Дом оказался почти цел, только один угол разбило ядром. А вдовы и дочки ее не было. Соседи говорили: уехали сразу, как оставлен был город, а куда – никому не ведомо. Николай подумал и взялся за ремонт. Решил: если вернутся хозяева, будет им, добрым людям, готовая крыша, скажут спасибо. А не вернутся – значит, будет хата его, Маркелыча, по закону давнего знакомства... Да едва ли они снова здесь появятся, сколько лет прошло! Раскидала людей война...
Старожилы помнили маленького Маркелыча, что когда-то на недалеких от этого места батареях палил из двух своих пушчонок по позициям французов и англичан. Помогали, чем могли. Однажды старый сосед, бывший унтер, а ныне хромой яличник дядько Евтихий, кряхтя, приволок на тележке завернутую в мешковину тяжесть.
– Глянь-ко, кавалер, что я тебе подарить вздумал. Лет семь назад копал недалече от Шварцевского редута червей для рыбалки, там они в одном месте дюже сочные развелись, да и отрыл эту орудию. Приволок старухе, чтобы ступка была, да больно тяжела. Так и лежала за курятником. Может, твоя?
"Может, и правда моя?" Теперь было точно не узнать. Но очень похожа была эта медная малютка на те, которыми распоряжался Николка на редуте. Ну, как сестренку увидал.
"Или Настюшку..."
– Бери, Маркелыч, будет память о твоем геройстве...
– Спасибо, дядько Евтихий... Да какое там геройство...
...По малолетству иногда и правда думалось, что герой. Когда Павел Степаныч прикалывал к его драному, от бати оставшемуся бушлату медаль. Когда начальник школы капитан первого ранга Модест Петрович Глаголев прицеплял к зеленому сукну парадного кантонистского мундира серебряный крест. "Георгиевскому кавалеру Николаю Ященко ура!" – "Ура!.. Ура!.. Ура!.." А если по правде вспоминать, сколько было в душе жути! Особо до той поры, пока не появилась привычка. Но и сквозь привычку потом, сквозь бесстрашную горячку азартной пальбы по наступающим синемундирным рядам вдруг проскакивала мысль: "А ежели и меня убьют? Как вот их, что рядом?" – "Да нет же, это больших убивают. А убитых юнгов ты разве где видал?"

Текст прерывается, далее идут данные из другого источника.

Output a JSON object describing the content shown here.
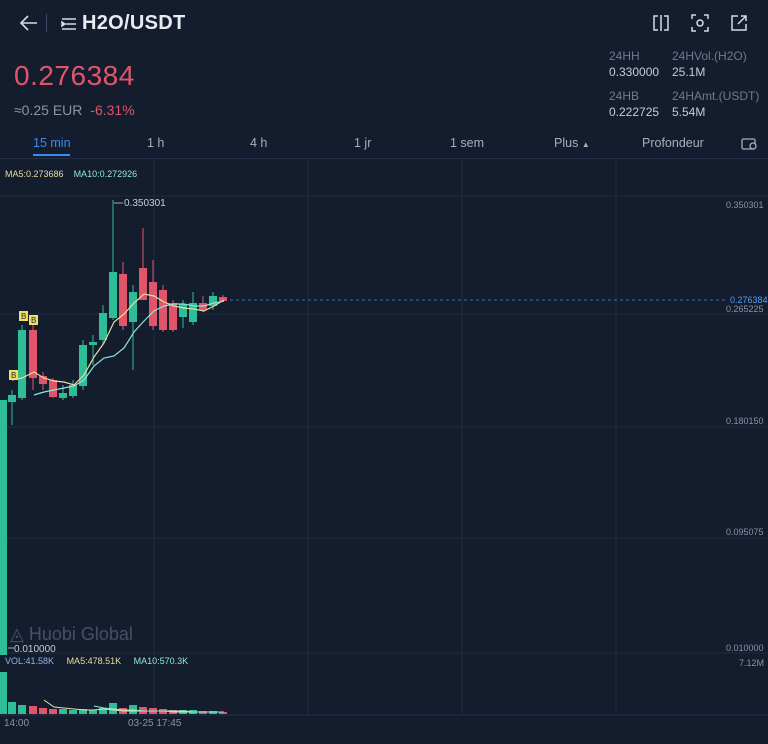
{
  "header": {
    "title": "H2O/USDT",
    "back_icon": "arrow-left-icon",
    "menu_icon": "menu-icon",
    "actions": [
      "split-view-icon",
      "screenshot-icon",
      "share-icon"
    ]
  },
  "ticker": {
    "price": "0.276384",
    "fiat": "≈0.25 EUR",
    "change": "-6.31%"
  },
  "stats": {
    "high_label": "24HH",
    "high_value": "0.330000",
    "vol_label": "24HVol.(H2O)",
    "vol_value": "25.1M",
    "low_label": "24HB",
    "low_value": "0.222725",
    "amt_label": "24HAmt.(USDT)",
    "amt_value": "5.54M"
  },
  "tabs": {
    "t15": "15 min",
    "t1h": "1 h",
    "t4h": "4 h",
    "t1d": "1 jr",
    "t1w": "1 sem",
    "more": "Plus",
    "depth": "Profondeur",
    "settings_icon": "chart-settings-icon"
  },
  "chart": {
    "ma5": "MA5:0.273686",
    "ma10": "MA10:0.272926",
    "axis": [
      "0.350301",
      "0.265225",
      "0.180150",
      "0.095075",
      "0.010000"
    ],
    "current_label": "0.276384",
    "high_mark": "0.350301",
    "low_mark": "0.010000",
    "buy_marker": "B",
    "watermark": "Huobi Global",
    "vol": "VOL:41.58K",
    "vol_ma5": "MA5:478.51K",
    "vol_ma10": "MA10:570.3K",
    "vol_max": "7.12M",
    "time_left": "14:00",
    "time_mid": "03-25 17:45",
    "colors": {
      "up": "#2ebd97",
      "down": "#e0556a",
      "ma5": "#e8dfa0",
      "ma10": "#8fe6d8",
      "accent": "#3a8cf0"
    }
  }
}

Однако же привелось увидеть и такое. Почти такое... Как-то раз отогнали наступавших и пошли собирать трофейные штуцера и снаряжение. И увидел маленький Маркелыч, что среди убитых французов лежит навзничь солдатик его, Николкиного, роста. Фуражка с большим козырьком и узким донышком отлетела, русые кудри были вмяты в жидкую глину. Поодаль валялся большой барабан с изорванным в клочья ремнем и пробоиной. Грудь вся в кровавых ошметках. Глаза мальчишки были открыты и смотрели прямо в небо. Серые... А ресницы загнутые вверх, как у Настюшки...
Николка встал у барабанщика на колени, упершись в глиняную кашу ладонями. И смотрел, пока его не взяли за плечо.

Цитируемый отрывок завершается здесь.